Abstract:
A Paris comme à Milan, l’implantation des communautés catholiques d’origine chinoise, qui se sont développées tout au long du XXe siècle, a suivi le rythme des fluctuations de l’histoire migratoire du continent asiatique. Prenant la mesure de l’enjeu de l’accueil de ces nouveaux fidèles, les autorités ecclésiastiques françaises et italiennes ont mis en place un certain nombre de structures et de dispositifs particuliers. Ainsi, depuis les années 1950, chacune des villes offre aux croyants chinois des espaces liturgiques adaptés aux spécificités de leur culture religieuse. Pourtant le développement de ces communautés va être durablement influencé par la façon dont les institutions ecclésiastiques de chaque pays accompagnent la structuration de ces groupes de fidèles chinois.
D’un point de vue organisationnel, il convient de noter le manque d’homogénéité entre les différentes communautés catholiques chinoises en Europe. Malgré une pastorale spécifique mise en place par l’Église catholique à l’adresse des migrants, mes terrains de recherche m’ont montré que ces communautés se structuraient différemment en France et en Italie. Alors que dans l’Hexagone, la communauté se concentrait essentiellement dans la capitale, il s’avère qu’en Italie les pratiquants chinois se répartissent en une quinzaine de communautés structurées autour des principales villes du pays. Bien plus qu’une politique cohérente de « maillage spirituel » désirée par l’Église vis-à-vis de cette nouvelle communauté catholique que représentent les migrants chinois, ces différences organisationnelles sont en réalité assez révélatrices de l’évolution socio-historique de ces deux pays. L’origine et le parcours migratoires des membres de ces communautés présentent également des différences notables.

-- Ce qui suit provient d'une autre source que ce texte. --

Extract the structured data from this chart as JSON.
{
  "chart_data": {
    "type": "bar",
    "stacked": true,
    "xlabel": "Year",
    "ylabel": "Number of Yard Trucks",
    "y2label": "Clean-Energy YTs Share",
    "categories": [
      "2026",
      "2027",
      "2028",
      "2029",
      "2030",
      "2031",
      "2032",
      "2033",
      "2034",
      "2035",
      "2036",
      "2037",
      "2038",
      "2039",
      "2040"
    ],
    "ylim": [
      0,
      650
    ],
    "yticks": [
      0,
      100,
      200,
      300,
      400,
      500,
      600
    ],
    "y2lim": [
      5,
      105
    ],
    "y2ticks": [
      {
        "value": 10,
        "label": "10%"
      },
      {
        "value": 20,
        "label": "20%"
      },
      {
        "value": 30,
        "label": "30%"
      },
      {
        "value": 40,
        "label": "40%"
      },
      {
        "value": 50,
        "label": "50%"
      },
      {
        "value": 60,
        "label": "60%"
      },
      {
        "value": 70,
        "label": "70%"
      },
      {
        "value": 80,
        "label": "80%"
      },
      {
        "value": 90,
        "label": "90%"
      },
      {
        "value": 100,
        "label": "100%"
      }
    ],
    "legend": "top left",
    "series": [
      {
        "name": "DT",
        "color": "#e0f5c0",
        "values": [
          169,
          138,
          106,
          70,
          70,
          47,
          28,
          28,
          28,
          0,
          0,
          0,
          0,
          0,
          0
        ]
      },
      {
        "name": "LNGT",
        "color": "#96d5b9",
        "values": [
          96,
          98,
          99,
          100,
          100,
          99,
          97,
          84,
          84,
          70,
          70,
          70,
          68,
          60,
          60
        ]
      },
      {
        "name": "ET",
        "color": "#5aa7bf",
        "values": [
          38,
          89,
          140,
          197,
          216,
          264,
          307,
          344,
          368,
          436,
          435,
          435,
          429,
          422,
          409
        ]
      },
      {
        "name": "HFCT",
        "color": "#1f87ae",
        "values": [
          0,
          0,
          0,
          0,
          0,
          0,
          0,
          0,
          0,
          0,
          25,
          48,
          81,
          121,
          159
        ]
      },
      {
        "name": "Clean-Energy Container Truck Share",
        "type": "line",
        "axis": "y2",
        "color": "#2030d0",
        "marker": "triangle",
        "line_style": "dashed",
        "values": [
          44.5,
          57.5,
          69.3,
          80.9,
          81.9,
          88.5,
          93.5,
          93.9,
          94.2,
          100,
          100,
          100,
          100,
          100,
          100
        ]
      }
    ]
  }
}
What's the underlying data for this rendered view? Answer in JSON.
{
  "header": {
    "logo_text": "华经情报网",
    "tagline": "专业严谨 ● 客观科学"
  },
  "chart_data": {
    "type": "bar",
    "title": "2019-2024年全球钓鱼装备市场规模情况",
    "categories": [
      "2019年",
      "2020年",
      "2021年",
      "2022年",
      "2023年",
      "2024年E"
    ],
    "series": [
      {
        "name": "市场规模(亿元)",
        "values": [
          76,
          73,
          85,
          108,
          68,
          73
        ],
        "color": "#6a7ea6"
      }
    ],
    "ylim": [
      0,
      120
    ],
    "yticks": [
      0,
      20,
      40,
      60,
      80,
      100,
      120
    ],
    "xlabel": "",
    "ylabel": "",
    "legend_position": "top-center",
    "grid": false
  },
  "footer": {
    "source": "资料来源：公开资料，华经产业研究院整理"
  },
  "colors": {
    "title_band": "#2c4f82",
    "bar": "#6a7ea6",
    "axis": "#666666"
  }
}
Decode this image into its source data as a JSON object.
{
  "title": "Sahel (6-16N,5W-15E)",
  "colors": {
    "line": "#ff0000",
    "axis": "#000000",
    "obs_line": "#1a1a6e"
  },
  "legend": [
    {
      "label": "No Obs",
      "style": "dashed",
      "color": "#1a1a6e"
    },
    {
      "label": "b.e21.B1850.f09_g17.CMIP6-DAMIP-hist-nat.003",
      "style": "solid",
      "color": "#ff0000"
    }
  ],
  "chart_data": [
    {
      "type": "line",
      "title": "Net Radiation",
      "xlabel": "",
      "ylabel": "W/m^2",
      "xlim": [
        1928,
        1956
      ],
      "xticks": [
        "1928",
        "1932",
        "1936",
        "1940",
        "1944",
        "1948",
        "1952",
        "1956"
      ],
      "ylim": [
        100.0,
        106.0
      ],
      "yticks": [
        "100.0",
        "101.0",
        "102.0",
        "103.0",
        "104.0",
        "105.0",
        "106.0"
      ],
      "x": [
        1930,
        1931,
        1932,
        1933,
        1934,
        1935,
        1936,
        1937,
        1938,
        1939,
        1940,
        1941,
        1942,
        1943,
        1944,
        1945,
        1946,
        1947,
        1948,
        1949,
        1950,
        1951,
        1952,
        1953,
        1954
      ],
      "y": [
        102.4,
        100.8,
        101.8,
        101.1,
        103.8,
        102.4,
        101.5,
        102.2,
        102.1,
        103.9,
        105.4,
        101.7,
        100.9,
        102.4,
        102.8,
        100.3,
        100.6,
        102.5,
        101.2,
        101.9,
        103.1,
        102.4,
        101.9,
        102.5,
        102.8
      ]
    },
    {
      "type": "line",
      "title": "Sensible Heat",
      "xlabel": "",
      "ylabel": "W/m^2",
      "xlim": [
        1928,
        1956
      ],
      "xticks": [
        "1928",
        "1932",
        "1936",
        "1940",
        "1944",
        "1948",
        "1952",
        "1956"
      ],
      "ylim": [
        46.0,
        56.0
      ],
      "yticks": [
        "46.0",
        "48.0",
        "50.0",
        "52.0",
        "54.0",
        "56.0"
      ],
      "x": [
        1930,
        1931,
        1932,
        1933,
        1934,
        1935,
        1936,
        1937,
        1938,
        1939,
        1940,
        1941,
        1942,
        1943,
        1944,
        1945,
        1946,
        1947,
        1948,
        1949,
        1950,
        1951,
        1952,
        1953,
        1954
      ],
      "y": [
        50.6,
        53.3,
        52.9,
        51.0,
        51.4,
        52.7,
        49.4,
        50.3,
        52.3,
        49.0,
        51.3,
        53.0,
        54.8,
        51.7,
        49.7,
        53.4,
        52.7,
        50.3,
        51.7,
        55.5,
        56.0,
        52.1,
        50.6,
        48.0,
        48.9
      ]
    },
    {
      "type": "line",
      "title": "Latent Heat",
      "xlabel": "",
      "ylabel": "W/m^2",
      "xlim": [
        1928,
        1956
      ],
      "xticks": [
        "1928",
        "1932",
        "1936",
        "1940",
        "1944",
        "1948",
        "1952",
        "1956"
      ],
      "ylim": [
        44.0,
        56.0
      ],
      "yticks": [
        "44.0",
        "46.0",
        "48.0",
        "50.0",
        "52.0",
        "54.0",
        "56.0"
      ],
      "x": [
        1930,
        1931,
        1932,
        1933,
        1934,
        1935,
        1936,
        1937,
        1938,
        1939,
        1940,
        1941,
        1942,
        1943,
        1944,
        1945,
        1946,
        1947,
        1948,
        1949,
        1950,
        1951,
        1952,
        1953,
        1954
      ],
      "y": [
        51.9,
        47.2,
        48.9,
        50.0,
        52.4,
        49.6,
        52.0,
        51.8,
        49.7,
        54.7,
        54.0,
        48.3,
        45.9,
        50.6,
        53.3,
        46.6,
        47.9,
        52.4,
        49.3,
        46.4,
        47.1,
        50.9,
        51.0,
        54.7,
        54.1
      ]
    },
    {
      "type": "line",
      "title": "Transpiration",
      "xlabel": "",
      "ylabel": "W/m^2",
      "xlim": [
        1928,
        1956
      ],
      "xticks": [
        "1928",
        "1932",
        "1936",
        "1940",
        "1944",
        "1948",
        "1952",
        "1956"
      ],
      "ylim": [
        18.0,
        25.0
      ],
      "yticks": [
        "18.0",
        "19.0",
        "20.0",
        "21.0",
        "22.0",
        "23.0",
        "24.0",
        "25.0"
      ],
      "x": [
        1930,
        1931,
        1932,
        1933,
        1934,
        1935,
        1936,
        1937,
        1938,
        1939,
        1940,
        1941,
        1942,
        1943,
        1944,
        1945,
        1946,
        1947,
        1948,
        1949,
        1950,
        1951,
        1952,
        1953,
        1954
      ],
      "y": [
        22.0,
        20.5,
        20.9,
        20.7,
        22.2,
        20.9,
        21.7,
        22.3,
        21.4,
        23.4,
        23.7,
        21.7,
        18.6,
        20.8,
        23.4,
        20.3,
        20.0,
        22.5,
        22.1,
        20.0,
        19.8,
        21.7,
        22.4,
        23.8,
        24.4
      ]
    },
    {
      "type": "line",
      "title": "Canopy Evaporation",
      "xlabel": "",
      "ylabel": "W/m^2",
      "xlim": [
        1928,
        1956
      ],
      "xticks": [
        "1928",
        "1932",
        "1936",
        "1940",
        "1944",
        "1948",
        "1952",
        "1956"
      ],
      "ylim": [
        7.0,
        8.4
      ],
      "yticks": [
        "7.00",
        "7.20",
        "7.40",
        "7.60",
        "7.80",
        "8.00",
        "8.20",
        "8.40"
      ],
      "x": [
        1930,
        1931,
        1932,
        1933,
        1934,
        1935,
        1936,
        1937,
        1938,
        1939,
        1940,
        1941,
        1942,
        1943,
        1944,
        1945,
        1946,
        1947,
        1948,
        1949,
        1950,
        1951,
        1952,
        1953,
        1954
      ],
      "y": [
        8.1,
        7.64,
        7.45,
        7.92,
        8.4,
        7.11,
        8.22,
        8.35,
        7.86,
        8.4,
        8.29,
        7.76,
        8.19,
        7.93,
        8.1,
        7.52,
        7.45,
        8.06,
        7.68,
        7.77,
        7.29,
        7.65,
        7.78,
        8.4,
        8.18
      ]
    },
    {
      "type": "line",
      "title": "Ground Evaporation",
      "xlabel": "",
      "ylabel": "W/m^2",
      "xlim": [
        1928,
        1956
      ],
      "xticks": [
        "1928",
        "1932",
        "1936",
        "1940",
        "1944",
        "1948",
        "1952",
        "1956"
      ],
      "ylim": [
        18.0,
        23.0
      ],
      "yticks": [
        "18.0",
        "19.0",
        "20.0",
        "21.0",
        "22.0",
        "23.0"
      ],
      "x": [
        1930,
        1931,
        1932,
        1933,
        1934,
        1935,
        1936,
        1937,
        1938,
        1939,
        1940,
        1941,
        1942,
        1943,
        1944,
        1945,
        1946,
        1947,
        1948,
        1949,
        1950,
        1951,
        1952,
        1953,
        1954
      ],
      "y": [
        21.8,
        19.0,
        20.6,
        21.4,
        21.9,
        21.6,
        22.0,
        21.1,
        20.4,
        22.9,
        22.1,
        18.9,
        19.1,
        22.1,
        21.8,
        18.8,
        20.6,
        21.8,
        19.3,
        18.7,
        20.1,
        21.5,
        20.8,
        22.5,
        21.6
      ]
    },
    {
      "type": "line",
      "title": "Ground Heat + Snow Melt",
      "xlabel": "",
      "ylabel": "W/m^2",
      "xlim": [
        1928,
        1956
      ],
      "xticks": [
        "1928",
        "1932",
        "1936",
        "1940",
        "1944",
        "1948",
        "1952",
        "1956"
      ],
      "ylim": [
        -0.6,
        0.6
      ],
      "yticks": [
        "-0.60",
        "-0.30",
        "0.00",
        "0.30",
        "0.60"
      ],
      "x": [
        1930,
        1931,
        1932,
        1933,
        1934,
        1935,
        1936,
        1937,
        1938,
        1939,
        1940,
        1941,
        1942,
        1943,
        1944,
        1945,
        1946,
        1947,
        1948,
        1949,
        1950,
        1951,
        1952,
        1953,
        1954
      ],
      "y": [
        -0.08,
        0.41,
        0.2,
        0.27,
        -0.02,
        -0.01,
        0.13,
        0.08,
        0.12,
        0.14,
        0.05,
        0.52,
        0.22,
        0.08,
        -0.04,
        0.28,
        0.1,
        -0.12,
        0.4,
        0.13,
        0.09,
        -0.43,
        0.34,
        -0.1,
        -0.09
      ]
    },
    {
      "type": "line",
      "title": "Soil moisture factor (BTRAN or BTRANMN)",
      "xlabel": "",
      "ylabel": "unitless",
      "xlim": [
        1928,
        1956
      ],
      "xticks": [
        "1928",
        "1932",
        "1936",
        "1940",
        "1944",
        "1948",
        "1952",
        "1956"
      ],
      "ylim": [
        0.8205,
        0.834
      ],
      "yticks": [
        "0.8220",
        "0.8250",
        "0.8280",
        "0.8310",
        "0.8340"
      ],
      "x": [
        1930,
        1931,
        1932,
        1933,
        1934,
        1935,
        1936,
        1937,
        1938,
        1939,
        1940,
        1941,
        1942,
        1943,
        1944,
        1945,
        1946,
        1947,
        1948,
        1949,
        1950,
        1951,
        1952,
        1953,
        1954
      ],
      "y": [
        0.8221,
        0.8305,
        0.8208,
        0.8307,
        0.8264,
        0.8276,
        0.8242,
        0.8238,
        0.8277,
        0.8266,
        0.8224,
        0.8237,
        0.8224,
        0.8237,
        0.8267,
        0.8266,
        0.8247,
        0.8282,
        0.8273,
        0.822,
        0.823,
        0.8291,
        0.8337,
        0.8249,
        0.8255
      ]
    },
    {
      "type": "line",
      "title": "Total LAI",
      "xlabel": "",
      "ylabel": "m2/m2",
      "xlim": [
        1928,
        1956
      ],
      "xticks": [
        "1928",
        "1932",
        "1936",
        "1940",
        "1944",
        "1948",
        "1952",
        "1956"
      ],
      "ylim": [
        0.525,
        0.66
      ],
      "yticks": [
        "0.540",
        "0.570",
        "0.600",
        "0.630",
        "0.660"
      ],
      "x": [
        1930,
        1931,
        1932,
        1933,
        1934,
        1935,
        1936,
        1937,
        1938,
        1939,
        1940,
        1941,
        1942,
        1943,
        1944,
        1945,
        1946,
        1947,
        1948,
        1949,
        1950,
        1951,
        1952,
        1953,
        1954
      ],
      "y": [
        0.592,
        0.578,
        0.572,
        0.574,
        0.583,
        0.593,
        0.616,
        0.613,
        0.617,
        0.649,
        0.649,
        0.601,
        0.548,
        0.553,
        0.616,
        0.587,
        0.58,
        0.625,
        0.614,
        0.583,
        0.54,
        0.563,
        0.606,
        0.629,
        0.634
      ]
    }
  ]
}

Au sein des paroisses chinoises, on retrouve des fidèles originaires de la diaspora, arrivés en Europe après une première émigration vers un autre pays asiatique ou bien encore des Chinois ayant trouvé refuge à Taïwan suite à la prise de pouvoir du parti communiste en 1949 ; on note également la présence de Chinois originaires de Chine continentale disposant d’un référentiel culturel et linguistique différent qui complique fortement le travail des autorités religieuses (chinoises ou non) chargées de leur suivi spirituel.
Au cours de cette thèse, nous avons tenté d’analyser comment ces différents éléments allaient influencer la structuration des communautés étudiées, ainsi que leur fonctionnement. Plus particulièrement, nous nous sommes intéressés à la façon dont les différents parcours des fidèles chinois, dans leur hétérogénéité, impactent leur pratique rituelle du catholicisme. Nous avons également étudié le rôle que ces communautés catholiques jouent en termes de maintien du lien de ces migrants chinois avec leur pays d’origine et leur culture. Les motivations à la base de la pratique religieuse ont été aussi au cœur de notre travail. A ce sujet, si les conversions sur place ne manquent pas, force est de constater que la volonté spirituelle qui alimente la majorité de ces catholiques chinois est celle de continuer la pratique d’une religion transmise au sein de leur propre famille depuis le plus jeune âge.